Evheniia Gass. A Name Restored
Yevheniia Gass
In the photograph is my grandmother, Yevheniia Gass.
It is the gaze of a person who lived her life bearing a name that, for a long time, could not be spoken aloud.
In 1938, her father, Oleksandr Gass, was executed.
At that time, my grandmother was about one year old.
It was the period of the Great Terror — the mass repressions of 1937–1938 carried out by the NKVD of the USSR.
The NKVD conducted arrests and interrogations, fabricated criminal cases, and carried out death sentences based on extrajudicial decisions of the so-called “troikas.”
When my great-grandmother learned that Oleksandr was being taken to be executed, she grabbed her child and ran to the bridge.
From there, they saw her husband and father for the last time.
They witnessed his execution.
After that, life was no longer safe.
Almost every day, painted insults appeared on the fence near their home:
“German pigs.”
At that time, German origin in the USSR was a direct reason for persecution, accusations of “espionage,” and being labeled “an enemy of the state.”
My great-grandmother, Olha, was regularly summoned for interrogations by the NKVD.
Once, she was taken away and not released for several days.
What happened to her there was never spoken of in the family.
The fear used by the NKVD as an instrument of control stayed with people for the rest of their lives.
Whenever Oleksandr was mentioned, voices dropped to a whisper — even decades later.
My great-grandmother worked at an oil depot as an assistant accountant.
It was there that someone dared to help.
The director of the depot proposed a fictitious marriage and a complete change of documents — the only possible way at that time to save the child from further persecution by the NKVD.
Not merely changing a surname,
but removing the father’s name from the birth certificate.
Thus, Yevheniia Gass became Yevheniia Isenko.
The director had an acquaintance — a soldier who was going to the front.
Through him, an adoption and new documents were arranged.
My grandmother lived many years under a чужим surname.
But my great-grandmother destroyed nothing.
Despite the constant fear of searches, she preserved the documents,
the photograph of her husband,
and the correspondence with the soldier who adopted her daughter.
All of this remained hidden for decades.
Until one day, during an ordinary general cleaning, my mother came across these papers.
My great-grandmother refused to explain anything.
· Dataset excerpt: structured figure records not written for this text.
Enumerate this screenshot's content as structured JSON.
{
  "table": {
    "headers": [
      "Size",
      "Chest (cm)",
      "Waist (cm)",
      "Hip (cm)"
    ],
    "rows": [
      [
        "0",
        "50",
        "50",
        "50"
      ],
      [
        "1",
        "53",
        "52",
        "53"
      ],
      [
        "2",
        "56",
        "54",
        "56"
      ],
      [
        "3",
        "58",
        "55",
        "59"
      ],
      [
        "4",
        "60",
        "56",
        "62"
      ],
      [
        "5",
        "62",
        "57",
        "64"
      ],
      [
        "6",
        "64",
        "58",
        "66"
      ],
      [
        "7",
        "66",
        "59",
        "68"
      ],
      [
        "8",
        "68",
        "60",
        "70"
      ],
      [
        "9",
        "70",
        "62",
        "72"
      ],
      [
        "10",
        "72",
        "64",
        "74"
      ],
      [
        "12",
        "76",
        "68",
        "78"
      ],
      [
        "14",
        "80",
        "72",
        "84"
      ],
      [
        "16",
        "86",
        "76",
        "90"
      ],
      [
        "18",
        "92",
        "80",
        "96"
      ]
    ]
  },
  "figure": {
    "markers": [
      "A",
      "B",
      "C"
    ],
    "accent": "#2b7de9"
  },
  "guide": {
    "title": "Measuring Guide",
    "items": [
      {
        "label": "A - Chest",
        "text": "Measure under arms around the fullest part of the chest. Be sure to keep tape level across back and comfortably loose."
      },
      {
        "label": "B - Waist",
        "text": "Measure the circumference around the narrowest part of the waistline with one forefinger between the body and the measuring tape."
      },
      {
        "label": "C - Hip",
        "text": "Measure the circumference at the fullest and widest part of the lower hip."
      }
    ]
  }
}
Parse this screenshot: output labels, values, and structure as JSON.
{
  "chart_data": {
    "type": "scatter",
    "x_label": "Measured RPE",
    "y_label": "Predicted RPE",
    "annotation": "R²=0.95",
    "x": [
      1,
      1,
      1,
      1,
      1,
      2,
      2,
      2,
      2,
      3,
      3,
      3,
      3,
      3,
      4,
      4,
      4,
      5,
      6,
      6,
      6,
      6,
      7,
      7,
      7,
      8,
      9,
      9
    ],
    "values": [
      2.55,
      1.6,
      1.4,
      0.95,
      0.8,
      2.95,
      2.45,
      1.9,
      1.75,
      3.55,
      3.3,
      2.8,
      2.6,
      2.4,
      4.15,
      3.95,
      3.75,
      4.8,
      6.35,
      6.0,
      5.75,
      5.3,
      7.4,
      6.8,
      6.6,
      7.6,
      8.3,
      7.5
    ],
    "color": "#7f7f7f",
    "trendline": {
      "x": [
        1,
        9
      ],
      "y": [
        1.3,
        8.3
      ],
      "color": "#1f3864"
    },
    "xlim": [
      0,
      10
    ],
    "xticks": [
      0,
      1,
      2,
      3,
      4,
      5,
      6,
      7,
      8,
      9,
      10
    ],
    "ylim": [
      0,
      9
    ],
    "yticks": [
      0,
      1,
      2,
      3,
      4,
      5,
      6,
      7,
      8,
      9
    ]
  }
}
She said she would never speak about what happened to her during the NKVD interrogations,
and that she would never take part in searching for documents.
Then my mother spoke with my grandmother.
She was the one who told everything she knew.
Years of searching followed — archives, requests, journeys, court cases.
I was a child, but I clearly remember those roads and the waiting.
When my grandmother finally received the rehabilitation documents, she cried and said:
“I always knew that I was Yevheniia Gass, daughter of Oleksandr.
But I was afraid to say it.
And today — I can speak.”
This photograph is not just a portrait.
It is evidence of the crimes of the NKVD against a single family,
and a restored name that survived fear.